Velhasıl tüm taraflar için geçerli bu 'inlik" ihtiva eden dil ve düşünce ürkütücü!
***
Akla ziyan!
Vahim.
Ki ötesi; "karanlığa" sürükleyen bir zihniyet.
Toplumsal "kutuplaşma" dipten körükleniyor.
Dönemsel fırtınalar yaratılarak...
Yani, "devran" değişirse "husumeti!"
***
Evet, bakalım manşetlere.
14 Aralık için;
Kim nasıl "kin" kusmuş kendi cephesinden.
Önce hükümet medyasına bakalım...
Çok satandan.
Sabah.
"Listenin başı Gülen"
Takvim de, benzer ifadeyle kullanmış.
"Elebaşı Gülen"
***
Yeni Şafak.
"Hesap zamanı." 
Star'a gelince.
Peşin hükmünü vermiş.
"İnlerine girildi"
Akşam!
"Bir Numaralı Şüpheli Gülen"
Yeni Akit.
"Operasyon ve şov."
***
Cemaat kanadına gelirsek.
Yani "paralel" medya.
Zaman.
"Yas" ilan eden siyah logosuyla sesini "Demokrasinin kara günü" diyerek duyuruyor.
Susmayacağız.
Bugün.
"Demokrasiye Darbe."
Bir Gün.
"Zaman'e diktatörü."
Üst başlığına; "Saraycılar şimdi de ortaklarına saldırdı?" ibaresi.
Taraf mı, tam bir taraf!
"Hitler de böyle başladı."
***
Peki ya, Yeni Asyacılar.
Gülen destekli.
Manşeti "hepsinden" daha farklı.
"Basın hürriyetine makul şüphe darbesi."
***
Ulusalcı, kanada gelirsek!
İki dilli; tek fikirli bir bakış var.
Ergenekon sözcüsü.
Gözcü.
Zaman'ın logosunu kullanarak "Bir zaman'lar."
Tırnak ovuşturan bir niyetle, yanına da; "pasta kesim" fotoğrafını eklemiş.
Eski dostlar denilerek; Erdoğan-Ekrem Dumanlı!
Zaman'ın 25 yıl pastası!
 
***
Ya Aydınlık.
Ergenekon'dan yargılanan Perinçekin gazetesi.
"Adım Adım Fethullah'a".
Cumhuriyet.
"Susturma baskını."
 
***
Hürriyet'in manşeti.
"İki anlam" taşıyor.
Hem "paralel" deşifresi var hem de "mağduriyet" ifadesi.

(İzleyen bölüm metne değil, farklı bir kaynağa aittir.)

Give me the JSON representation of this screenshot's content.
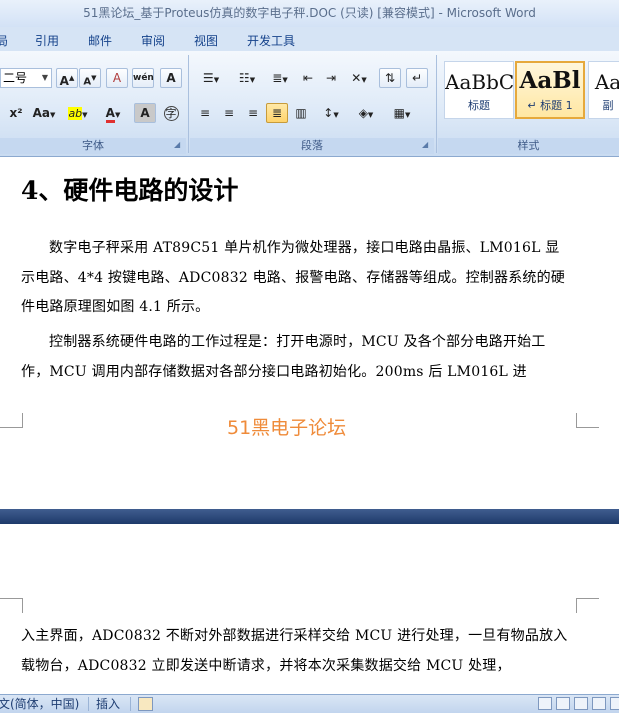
{
  "window": {
    "title": "51黑论坛_基于Proteus仿真的数字电子秤.DOC (只读) [兼容模式] - Microsoft Word"
  },
  "ribbon_tabs": [
    "局",
    "引用",
    "邮件",
    "审阅",
    "视图",
    "开发工具"
  ],
  "font_group": {
    "font_size": "二号",
    "label": "字体",
    "grow_label": "A",
    "shrink_label": "A",
    "clear_label": "A",
    "phonetic_label": "wén",
    "border_char_label": "A",
    "subscript_label": "x²",
    "case_label": "Aa",
    "highlight_label": "ab",
    "font_color_label": "A",
    "shade_label": "A",
    "enclose_label": "字"
  },
  "paragraph_group": {
    "label": "段落"
  },
  "styles_group": {
    "label": "样式",
    "styles": [
      {
        "sample": "AaBbC",
        "name": "标题"
      },
      {
        "sample": "AaBl",
        "name": "↵ 标题 1"
      },
      {
        "sample": "Aa",
        "name": "副"
      }
    ]
  },
  "document": {
    "heading": "4、硬件电路的设计",
    "paragraph1": "数字电子秤采用 AT89C51 单片机作为微处理器，接口电路由晶振、LM016L 显示电路、4*4 按键电路、ADC0832 电路、报警电路、存储器等组成。控制器系统的硬件电路原理图如图 4.1 所示。",
    "paragraph2": "控制器系统硬件电路的工作过程是：打开电源时，MCU 及各个部分电路开始工作，MCU 调用内部存储数据对各部分接口电路初始化。200ms 后 LM016L 进",
    "watermark": "51黑电子论坛",
    "paragraph3": "入主界面，ADC0832 不断对外部数据进行采样交给 MCU 进行处理，一旦有物品放入载物台，ADC0832 立即发送中断请求，并将本次采集数据交给 MCU 处理，"
  },
  "statusbar": {
    "language": "文(简体，中国)",
    "insert_mode": "插入"
  }
}
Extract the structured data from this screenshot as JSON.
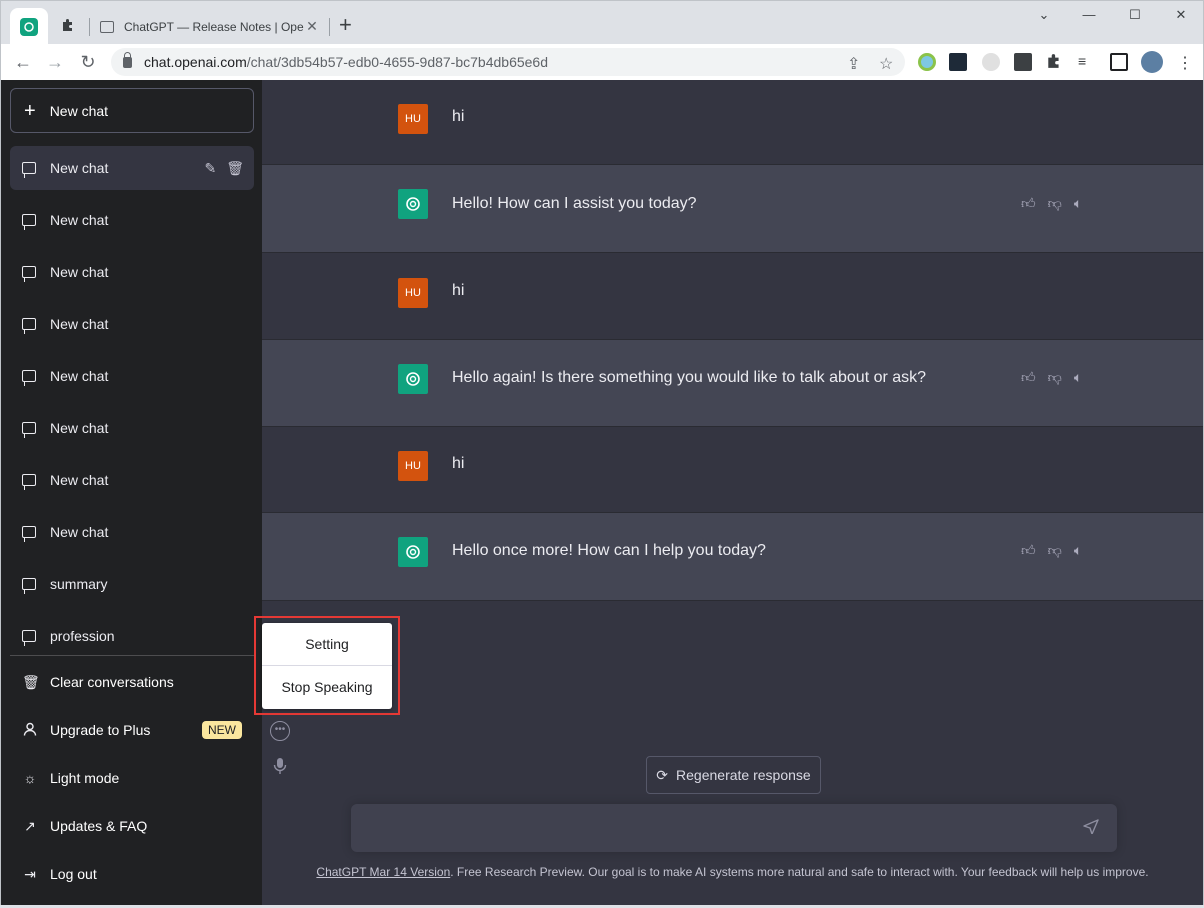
{
  "browser": {
    "tab_title": "ChatGPT — Release Notes | Oper",
    "url_host": "chat.openai.com",
    "url_path": "/chat/3db54b57-edb0-4655-9d87-bc7b4db65e6d"
  },
  "sidebar": {
    "new_chat_label": "New chat",
    "chats": [
      {
        "label": "New chat"
      },
      {
        "label": "New chat"
      },
      {
        "label": "New chat"
      },
      {
        "label": "New chat"
      },
      {
        "label": "New chat"
      },
      {
        "label": "New chat"
      },
      {
        "label": "New chat"
      },
      {
        "label": "New chat"
      },
      {
        "label": "summary"
      },
      {
        "label": "profession"
      }
    ],
    "menu": {
      "clear": "Clear conversations",
      "upgrade": "Upgrade to Plus",
      "upgrade_badge": "NEW",
      "light_mode": "Light mode",
      "updates": "Updates & FAQ",
      "logout": "Log out"
    }
  },
  "conversation": [
    {
      "role": "user",
      "avatar": "HU",
      "text": "hi"
    },
    {
      "role": "assistant",
      "text": "Hello! How can I assist you today?"
    },
    {
      "role": "user",
      "avatar": "HU",
      "text": "hi"
    },
    {
      "role": "assistant",
      "text": "Hello again! Is there something you would like to talk about or ask?"
    },
    {
      "role": "user",
      "avatar": "HU",
      "text": "hi"
    },
    {
      "role": "assistant",
      "text": "Hello once more! How can I help you today?"
    }
  ],
  "popup": {
    "setting": "Setting",
    "stop_speaking": "Stop Speaking"
  },
  "regenerate_label": "Regenerate response",
  "footer": {
    "version_link": "ChatGPT Mar 14 Version",
    "text": ". Free Research Preview. Our goal is to make AI systems more natural and safe to interact with. Your feedback will help us improve."
  },
  "colors": {
    "sidebar_bg": "#202123",
    "main_bg": "#343541",
    "bot_row_bg": "#444654",
    "user_avatar": "#d3530e",
    "gpt_avatar": "#10a37f",
    "highlight_border": "#e53935"
  }
}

"Önce manşet, sonra gözaltı."
***
Haber Türk. Olayı anlatan bir başlık.
"Tahşiye Dalgası."
Milliyet'te benzer ifadeyse.
"14 Aralık Operasyonu."
 
 
***
Milliyetçi kanat.
MHP sözcüsü!
Ortadoğu!
Cemaat destekli!
"AKP karanlığı büyüyor."
17–25 Aralıktaki "yolsuzluk" mevzuunu öne taşıyarak, yorum başlık kullanmış.
***
HDP, DBP.
Yani Kürtler, durumu nasıl irdeliyor?
Kulvarındaki gazete, Özgür Gündem!
Kavganın dışında bir görüntü!
Operasyonu sıradan bir haber olarak görmüş.
4 sütunluk.
"İktidar çatışması, Zaman'a sıçradı."
***
İşte medyanın dili.
Ve hadiselere "bakış" aksiyonu.
Siyasi bir dille ifade edersek tepeden-tırnağa; "faşizm" ve "despotizm" kokuyor..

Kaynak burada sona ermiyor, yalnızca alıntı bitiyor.